Diana menceritakan pengalaman pertamanya dirawat di Rumah Sakit Umum Daerah Provinsi Papua Barat. Sebelum dibawa ke rumah sakit, ia mengalami keluhan buang air kecil tidak lancar disertai rasa sakit yang semakin parah.
“Awalnya saya merasa buang air kecil tidak lancar. Lama-kelamaan makin sakit sampai akhirnya saya tidak tahan. Orang tua membawa saya ke IGD, dan setelah pemeriksaan dokter menyampaikan bahwa saya mengalami infeksi saluran kemih dan harus rawat inap,” tuturnya.
Infeksi Saluran Kemih merupakan gangguan kesehatan yang terjadi ketika bakteri masuk melalui uretra dan berkembang biak di kandung kemih. Jika tidak segera ditangani, infeksi dapat merambat ke ginjal dan menyebabkan komplikasi serius.

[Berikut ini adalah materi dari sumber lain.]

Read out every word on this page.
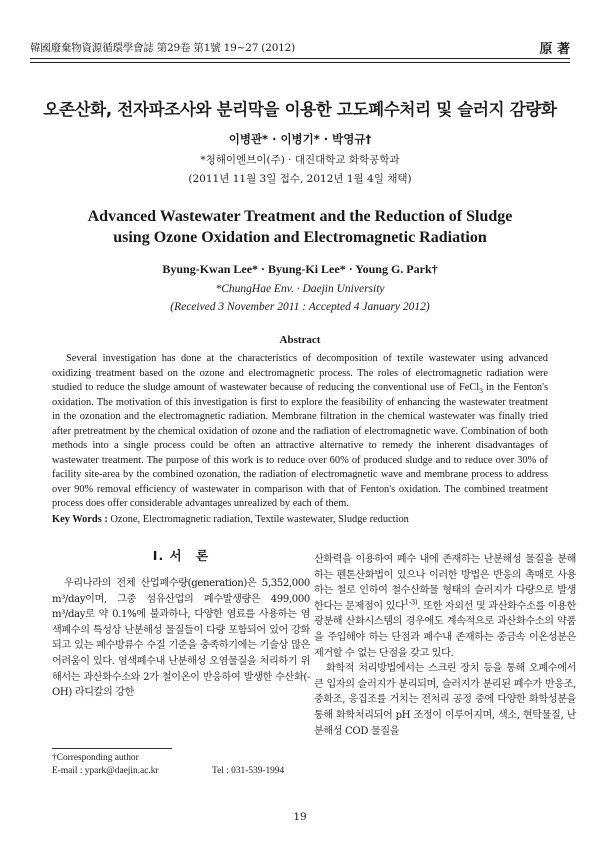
韓國廢棄物資源循環學會誌 第29卷 第1號 19~27 (2012)	原 著
오존산화, 전자파조사와 분리막을 이용한 고도폐수처리 및 슬러지 감량화
이병관* · 이병기* · 박영규†
*청해이엔브이(주) · 대진대학교 화학공학과
(2011년 11월 3일 접수, 2012년 1월 4일 채택)
Advanced Wastewater Treatment and the Reduction of Sludge
using Ozone Oxidation and Electromagnetic Radiation
Byung-Kwan Lee* · Byung-Ki Lee* · Young G. Park†
*ChungHae Env. · Daejin University
(Received 3 November 2011 : Accepted 4 January 2012)
Abstract
Several investigation has done at the characteristics of decomposition of textile wastewater using advanced oxidizing treatment based on the ozone and electromagnetic process. The roles of electromagnetic radiation were studied to reduce the sludge amount of wastewater because of reducing the conventional use of FeCl$_3$ in the Fenton's oxidation. The motivation of this investigation is first to explore the feasibility of enhancing the wastewater treatment in the ozonation and the electromagnetic radiation. Membrane filtration in the chemical wastewater was finally tried after pretreatment by the chemical oxidation of ozone and the radiation of electromagnetic wave. Combination of both methods into a single process could be often an attractive alternative to remedy the inherent disadvantages of wastewater treatment. The purpose of this work is to reduce over 60% of produced sludge and to reduce over 30% of facility site-area by the combined ozonation, the radiation of electromagnetic wave and membrane process to address over 90% removal efficiency of wastewater in comparison with that of Fenton's oxidation. The combined treatment process does offer considerable advantages unrealized by each of them.
Key Words : Ozone, Electromagnetic radiation, Textile wastewater, Sludge reduction
I. 서　론

우리나라의 전체 산업폐수량(generation)은 5,352,000 m³/day이며, 그중 섬유산업의 폐수발생량은 499,000 m³/day로 약 0.1%에 불과하나, 다양한 염료를 사용하는 염색폐수의 특성상 난분해성 물질들이 다량 포함되어 있어 강화되고 있는 폐수방류수 수질 기준을 충족하기에는 기술상 많은 어려움이 있다. 염색폐수내 난분해성 오염물질을 처리하기 위해서는 과산화수소와 2가 철이온이 반응하여 발생한 수산화(-OH) 라디칼의 강한

산화력을 이용하여 폐수 내에 존재하는 난분해성 물질을 분해하는 펜톤산화법이 있으나 이러한 방법은 반응의 촉매로 사용하는 철로 인하여 철수산화물 형태의 슬러지가 다량으로 발생한다는 문제점이 있다$^{1-3)}$. 또한 자외선 및 과산화수소를 이용한 광분해 산화시스템의 경우에도 계속적으로 과산화수소의 약품을 주입해야 하는 단점과 폐수내 존재하는 중금속 이온성분은 제거할 수 없는 단점을 갖고 있다.

화학적 처리방법에서는 스크린 장치 등을 통해 오폐수에서 큰 입자의 슬러지가 분리되며, 슬러지가 분리된 폐수가 반응조, 중화조, 응집조를 거치는 전처리 공정 중에 다양한 화학성분을 통해 화학처리되어 pH 조정이 이루어지며, 색소, 현탁물질, 난분해성 COD 물질을

†Corresponding author
E-mail : ypark@daejin.ac.kr	Tel : 031-539-1994
19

Setelah mendapat penanganan medis, Diana juga diimbau memperbanyak konsumsi air mineral guna membantu membersihkan saluran kemih dari bakteri. Selama menjalani perawatan, ia mengaku sangat terbantu dengan fasilitas kesehatan yang tersedia serta fasilitas yang diterimanya.
“Pelayanan yang saya terima sangat baik. Petugas melayani dengan ramah, obat lengkap, makanan pasien datang tepat waktu, dan kamar juga nyaman. Semua proses administrasi cepat dan tidak ada hambatan,” katanya.
Diana menegaskan bahwa pelayanan yang ia terima tidak membedakan pasien JKN dengan pasien umum. Seluruh pasien mendapatkan layanan yang sama, dan yang paling melegakan adalah seluruh biaya pengobatannya ditanggung penuh oleh program JKN.
Ia pun menyampaikan apresiasi kepada pemerintah dan BPJS Kesehatan yang telah menghadirkan program jaminan kesehatan yang dianggap sangat membantu masyarakat, termasuk mereka yang tinggal jauh dari pusat layanan kesehatan.
“Saya sangat bersyukur karena semua yang saya terima ini berkat program JKN. Saya berharap program ini terus ada dan menjadi penolong bagi masyarakat dalam melawan penyakit. Dengan BPJS Kesehatan, kita merasa lebih tenang karena tidak tahu kapan sakit datang,” ujarnya.
Diana berkomitmen untuk melanjutkan pengobatannya hingga benar-benar sembuh, sambil berharap program JKN semakin ditingkatkan untuk menjangkau lebih banyak masyarakat di wilayah terpencil.